What does extending the moratorium on farmland sale for another five years mean for Ukraine? How does that influence the investment climate and flow of foreign capital? What do average Ukrainians lose from the moratorium being extended? I have some thoughts on this topic.

Arguments PRO why moratoria are wrong for the economy have been communicated by experts and journalists for many years. It’s not only the inability to sell one’s own property (a moratorium on the sale of apartments is an excellent analogy). It’s also the inability of land owners to gain income (rental rates are depressed under a moratorium), the degradation of land quality (renters treat the land as if they’re disposing of it) and large-scale buy-sell schemes that are off the books (it’s only the law-abiding citizens who end up being forbidden to trade in farmland).

But the main negative from the moratorium that is not often spoken out loud is tied to Ukraine’s reputation. Being one of the last countries on the planet where the trade of farmland is forbidden, it’s impossible to convince anyone of our development and prospects.

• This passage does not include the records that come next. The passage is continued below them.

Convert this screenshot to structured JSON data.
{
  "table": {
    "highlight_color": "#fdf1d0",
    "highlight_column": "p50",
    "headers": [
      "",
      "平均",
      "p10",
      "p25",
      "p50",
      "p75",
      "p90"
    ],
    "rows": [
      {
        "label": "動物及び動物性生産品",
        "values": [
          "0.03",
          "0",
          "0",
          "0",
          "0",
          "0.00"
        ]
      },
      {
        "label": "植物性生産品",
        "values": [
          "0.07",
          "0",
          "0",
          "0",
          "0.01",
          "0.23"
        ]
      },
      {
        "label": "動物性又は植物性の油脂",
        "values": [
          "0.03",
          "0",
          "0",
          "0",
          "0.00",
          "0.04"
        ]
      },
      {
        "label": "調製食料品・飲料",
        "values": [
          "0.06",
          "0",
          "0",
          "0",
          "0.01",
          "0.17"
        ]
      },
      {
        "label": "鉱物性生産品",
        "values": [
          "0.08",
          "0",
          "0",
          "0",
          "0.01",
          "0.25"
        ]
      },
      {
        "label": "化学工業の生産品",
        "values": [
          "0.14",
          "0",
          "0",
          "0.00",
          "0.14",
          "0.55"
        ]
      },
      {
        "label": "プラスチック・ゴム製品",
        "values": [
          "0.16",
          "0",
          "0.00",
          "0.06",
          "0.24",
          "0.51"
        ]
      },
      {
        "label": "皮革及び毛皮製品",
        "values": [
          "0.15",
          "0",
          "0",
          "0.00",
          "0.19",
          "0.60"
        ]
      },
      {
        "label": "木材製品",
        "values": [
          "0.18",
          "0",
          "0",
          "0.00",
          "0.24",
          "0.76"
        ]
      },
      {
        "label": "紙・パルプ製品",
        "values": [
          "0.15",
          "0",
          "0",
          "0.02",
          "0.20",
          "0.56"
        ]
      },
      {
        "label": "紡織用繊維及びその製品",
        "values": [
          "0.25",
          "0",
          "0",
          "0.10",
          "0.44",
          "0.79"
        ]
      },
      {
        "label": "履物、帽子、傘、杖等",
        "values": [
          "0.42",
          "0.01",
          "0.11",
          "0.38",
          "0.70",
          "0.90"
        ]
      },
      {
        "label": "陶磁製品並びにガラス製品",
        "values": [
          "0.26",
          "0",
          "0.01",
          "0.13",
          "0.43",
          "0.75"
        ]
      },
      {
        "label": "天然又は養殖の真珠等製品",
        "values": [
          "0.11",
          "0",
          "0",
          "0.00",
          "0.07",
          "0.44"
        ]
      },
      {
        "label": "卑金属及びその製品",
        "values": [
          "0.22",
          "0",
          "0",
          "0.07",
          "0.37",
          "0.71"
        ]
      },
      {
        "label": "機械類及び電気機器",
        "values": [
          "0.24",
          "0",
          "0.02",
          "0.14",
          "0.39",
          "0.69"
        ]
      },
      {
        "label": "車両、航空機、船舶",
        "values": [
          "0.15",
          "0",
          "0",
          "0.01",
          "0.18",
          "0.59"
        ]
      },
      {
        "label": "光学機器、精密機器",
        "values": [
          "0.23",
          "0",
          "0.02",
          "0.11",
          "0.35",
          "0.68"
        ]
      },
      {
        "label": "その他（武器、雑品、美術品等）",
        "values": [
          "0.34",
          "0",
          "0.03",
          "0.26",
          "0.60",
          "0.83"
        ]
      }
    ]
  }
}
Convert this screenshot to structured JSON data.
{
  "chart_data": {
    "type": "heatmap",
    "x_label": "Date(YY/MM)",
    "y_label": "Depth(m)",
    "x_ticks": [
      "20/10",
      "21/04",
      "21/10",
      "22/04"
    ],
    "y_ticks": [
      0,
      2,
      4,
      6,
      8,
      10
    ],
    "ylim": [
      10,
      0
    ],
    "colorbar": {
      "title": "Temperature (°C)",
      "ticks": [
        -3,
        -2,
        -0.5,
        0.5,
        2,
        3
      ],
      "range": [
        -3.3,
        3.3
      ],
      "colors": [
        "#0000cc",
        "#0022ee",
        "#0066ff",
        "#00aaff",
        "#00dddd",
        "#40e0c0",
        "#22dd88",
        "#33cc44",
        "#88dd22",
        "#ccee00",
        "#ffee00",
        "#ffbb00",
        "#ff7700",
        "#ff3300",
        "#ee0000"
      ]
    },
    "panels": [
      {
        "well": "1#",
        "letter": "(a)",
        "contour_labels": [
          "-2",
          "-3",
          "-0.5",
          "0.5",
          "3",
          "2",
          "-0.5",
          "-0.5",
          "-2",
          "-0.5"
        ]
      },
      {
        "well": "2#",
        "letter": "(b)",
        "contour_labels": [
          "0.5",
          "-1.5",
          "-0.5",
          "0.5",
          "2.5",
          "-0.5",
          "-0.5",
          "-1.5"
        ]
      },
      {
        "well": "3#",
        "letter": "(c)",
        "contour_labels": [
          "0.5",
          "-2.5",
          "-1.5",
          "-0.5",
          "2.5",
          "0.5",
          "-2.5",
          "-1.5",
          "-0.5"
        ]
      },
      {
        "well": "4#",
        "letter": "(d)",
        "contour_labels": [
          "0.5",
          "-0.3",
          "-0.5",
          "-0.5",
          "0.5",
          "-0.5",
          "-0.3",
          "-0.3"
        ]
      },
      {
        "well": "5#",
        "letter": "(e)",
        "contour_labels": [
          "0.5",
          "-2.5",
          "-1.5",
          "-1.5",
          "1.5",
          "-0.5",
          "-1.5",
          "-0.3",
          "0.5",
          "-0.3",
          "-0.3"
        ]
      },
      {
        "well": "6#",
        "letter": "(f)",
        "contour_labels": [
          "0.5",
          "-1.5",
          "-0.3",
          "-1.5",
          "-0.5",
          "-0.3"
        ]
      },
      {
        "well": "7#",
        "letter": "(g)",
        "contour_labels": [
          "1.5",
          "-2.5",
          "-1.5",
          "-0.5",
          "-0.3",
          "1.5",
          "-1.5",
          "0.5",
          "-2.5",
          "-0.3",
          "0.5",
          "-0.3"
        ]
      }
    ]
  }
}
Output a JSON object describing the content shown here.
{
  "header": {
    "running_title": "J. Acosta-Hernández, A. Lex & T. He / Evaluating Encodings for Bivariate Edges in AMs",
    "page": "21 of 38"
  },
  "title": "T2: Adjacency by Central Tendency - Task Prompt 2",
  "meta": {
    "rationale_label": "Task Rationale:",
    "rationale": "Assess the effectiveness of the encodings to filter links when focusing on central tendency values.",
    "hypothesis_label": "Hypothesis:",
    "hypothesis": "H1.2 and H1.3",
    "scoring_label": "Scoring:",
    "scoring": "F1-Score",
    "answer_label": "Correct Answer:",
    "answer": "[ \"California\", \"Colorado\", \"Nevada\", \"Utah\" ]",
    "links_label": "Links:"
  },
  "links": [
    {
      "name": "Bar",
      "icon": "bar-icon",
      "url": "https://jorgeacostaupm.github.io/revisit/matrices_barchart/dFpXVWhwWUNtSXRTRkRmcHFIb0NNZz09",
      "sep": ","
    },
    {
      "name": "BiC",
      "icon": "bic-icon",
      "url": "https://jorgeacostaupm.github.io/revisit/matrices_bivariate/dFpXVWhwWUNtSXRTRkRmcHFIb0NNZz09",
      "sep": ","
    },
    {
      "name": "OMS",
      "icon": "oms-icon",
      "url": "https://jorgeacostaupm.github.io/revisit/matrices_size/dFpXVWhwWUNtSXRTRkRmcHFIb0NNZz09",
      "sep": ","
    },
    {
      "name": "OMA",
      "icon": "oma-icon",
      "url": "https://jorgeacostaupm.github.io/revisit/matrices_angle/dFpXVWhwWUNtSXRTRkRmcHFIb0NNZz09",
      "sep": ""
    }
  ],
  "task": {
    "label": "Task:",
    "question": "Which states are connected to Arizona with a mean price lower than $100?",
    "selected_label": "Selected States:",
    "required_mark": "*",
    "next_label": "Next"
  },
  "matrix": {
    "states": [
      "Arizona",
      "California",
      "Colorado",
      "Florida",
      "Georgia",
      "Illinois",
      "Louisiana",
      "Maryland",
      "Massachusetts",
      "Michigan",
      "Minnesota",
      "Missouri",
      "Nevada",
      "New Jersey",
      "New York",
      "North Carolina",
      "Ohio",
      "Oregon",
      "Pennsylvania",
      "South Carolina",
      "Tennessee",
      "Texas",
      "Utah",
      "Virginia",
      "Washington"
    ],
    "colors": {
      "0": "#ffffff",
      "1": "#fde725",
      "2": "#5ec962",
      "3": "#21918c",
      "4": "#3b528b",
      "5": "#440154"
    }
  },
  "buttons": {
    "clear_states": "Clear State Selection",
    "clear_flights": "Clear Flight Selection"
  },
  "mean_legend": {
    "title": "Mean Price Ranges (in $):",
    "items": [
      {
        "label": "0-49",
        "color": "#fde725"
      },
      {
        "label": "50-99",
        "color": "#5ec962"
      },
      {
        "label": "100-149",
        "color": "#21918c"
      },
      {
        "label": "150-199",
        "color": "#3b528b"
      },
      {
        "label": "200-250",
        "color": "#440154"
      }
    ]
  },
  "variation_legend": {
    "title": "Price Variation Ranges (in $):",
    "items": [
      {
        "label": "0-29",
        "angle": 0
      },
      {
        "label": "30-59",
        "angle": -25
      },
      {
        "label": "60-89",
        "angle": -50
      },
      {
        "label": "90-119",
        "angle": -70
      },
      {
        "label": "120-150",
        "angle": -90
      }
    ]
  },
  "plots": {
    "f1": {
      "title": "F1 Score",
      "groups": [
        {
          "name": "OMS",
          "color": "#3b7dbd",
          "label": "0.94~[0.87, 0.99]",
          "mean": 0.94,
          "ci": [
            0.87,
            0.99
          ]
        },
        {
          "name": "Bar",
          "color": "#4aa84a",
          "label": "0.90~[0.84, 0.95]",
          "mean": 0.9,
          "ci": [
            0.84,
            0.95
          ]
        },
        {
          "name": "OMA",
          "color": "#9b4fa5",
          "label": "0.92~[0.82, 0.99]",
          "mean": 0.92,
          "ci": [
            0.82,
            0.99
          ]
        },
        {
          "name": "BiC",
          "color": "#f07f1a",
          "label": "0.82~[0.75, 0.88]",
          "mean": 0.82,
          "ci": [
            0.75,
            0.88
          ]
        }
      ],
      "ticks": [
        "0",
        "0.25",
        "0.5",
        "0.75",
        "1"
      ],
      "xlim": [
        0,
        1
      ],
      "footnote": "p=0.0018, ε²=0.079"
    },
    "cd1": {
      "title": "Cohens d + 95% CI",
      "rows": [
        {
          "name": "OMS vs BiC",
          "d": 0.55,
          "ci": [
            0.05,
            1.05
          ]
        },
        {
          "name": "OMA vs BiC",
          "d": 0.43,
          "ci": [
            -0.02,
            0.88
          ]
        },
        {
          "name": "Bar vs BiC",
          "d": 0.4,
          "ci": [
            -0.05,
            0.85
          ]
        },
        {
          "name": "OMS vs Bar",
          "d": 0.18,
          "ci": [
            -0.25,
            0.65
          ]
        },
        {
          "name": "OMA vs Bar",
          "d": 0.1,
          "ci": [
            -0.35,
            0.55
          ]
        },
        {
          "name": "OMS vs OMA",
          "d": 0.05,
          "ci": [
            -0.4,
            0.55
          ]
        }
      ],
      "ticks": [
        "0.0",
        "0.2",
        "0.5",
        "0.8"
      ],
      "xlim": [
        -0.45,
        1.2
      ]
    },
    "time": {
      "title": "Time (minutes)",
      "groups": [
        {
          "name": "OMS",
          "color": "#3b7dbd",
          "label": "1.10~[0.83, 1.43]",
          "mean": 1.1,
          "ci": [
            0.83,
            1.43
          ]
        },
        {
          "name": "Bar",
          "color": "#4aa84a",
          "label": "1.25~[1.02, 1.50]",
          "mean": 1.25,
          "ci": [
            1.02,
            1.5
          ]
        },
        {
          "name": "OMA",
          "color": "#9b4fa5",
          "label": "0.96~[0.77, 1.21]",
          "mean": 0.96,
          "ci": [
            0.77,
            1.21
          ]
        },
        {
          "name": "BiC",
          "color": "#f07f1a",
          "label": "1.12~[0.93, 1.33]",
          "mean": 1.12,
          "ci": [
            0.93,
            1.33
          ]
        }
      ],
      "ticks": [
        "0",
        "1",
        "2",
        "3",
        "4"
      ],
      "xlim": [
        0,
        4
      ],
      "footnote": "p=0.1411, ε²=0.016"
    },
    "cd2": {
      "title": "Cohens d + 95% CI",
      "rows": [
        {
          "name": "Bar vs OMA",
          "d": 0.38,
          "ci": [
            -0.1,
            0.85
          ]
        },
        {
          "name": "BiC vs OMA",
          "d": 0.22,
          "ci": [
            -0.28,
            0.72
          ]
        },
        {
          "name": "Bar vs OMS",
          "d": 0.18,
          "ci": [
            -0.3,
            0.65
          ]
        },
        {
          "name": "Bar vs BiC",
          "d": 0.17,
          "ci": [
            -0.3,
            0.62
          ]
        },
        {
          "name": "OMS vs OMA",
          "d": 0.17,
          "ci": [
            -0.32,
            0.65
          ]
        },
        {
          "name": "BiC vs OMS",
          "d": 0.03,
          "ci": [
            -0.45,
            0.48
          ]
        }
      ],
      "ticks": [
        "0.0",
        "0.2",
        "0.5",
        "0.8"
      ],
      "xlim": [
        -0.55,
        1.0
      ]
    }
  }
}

There’s no need to be surprised at the “lack of perspective” of politicians who don’t understand the advantages of a free land market. They are simply responding to societal demand. And surveys show that only 20% of citizens support removing the moratorium, while about 40% are fierce opponents to the free trade of land.

Will the moratorium be extended this time? I think it will be. Any sharp movements on such a sensitive issue on the eve of a year of two key elections is simply a gift to any political opponent.

What needs to be done at the moment?

Ukraine has traveled a long path in recent years. Some work has been done with reforms. But the country has yet to “light up” on the maps of investors. The stream of investment that we’re receiving is paltry. And the war has nothing to do with it. And in my view, even corruption is not a key factor. We performed much work in order to survive, but we haven’t done anything for us to be perceived as a reliable partner for business. For investors, we are still a destitute Ukraine stuck in populism. Only now it has been «покоцанная» further worn/twisted by the last crisis.

Investors need a signal on real changes. The balanced 2019 budget under IMF pressure is not that signal  –it was a required measure. We need to impress. Or as one politician put it, we need “to turn on Ukraine.” Removing the farmland moratorium can become the signal that will cause investors to look at our country with new eyes.

Losses from the moratoria for the country’s economy are estimated at tens of billions of dollars. But these losses don’t take into account the lost profit from having the image of a backward society, where there isn’t even a farmland market. And the side effects from the prohibition on trading one’s own property are even greater, in my view.

So in its essence, this is not a moratorium on land (because land is being bought and sold). This is actually a moratorium on investment – commented Igor Mazepa the possibility of extending the moratorium on farmland sale.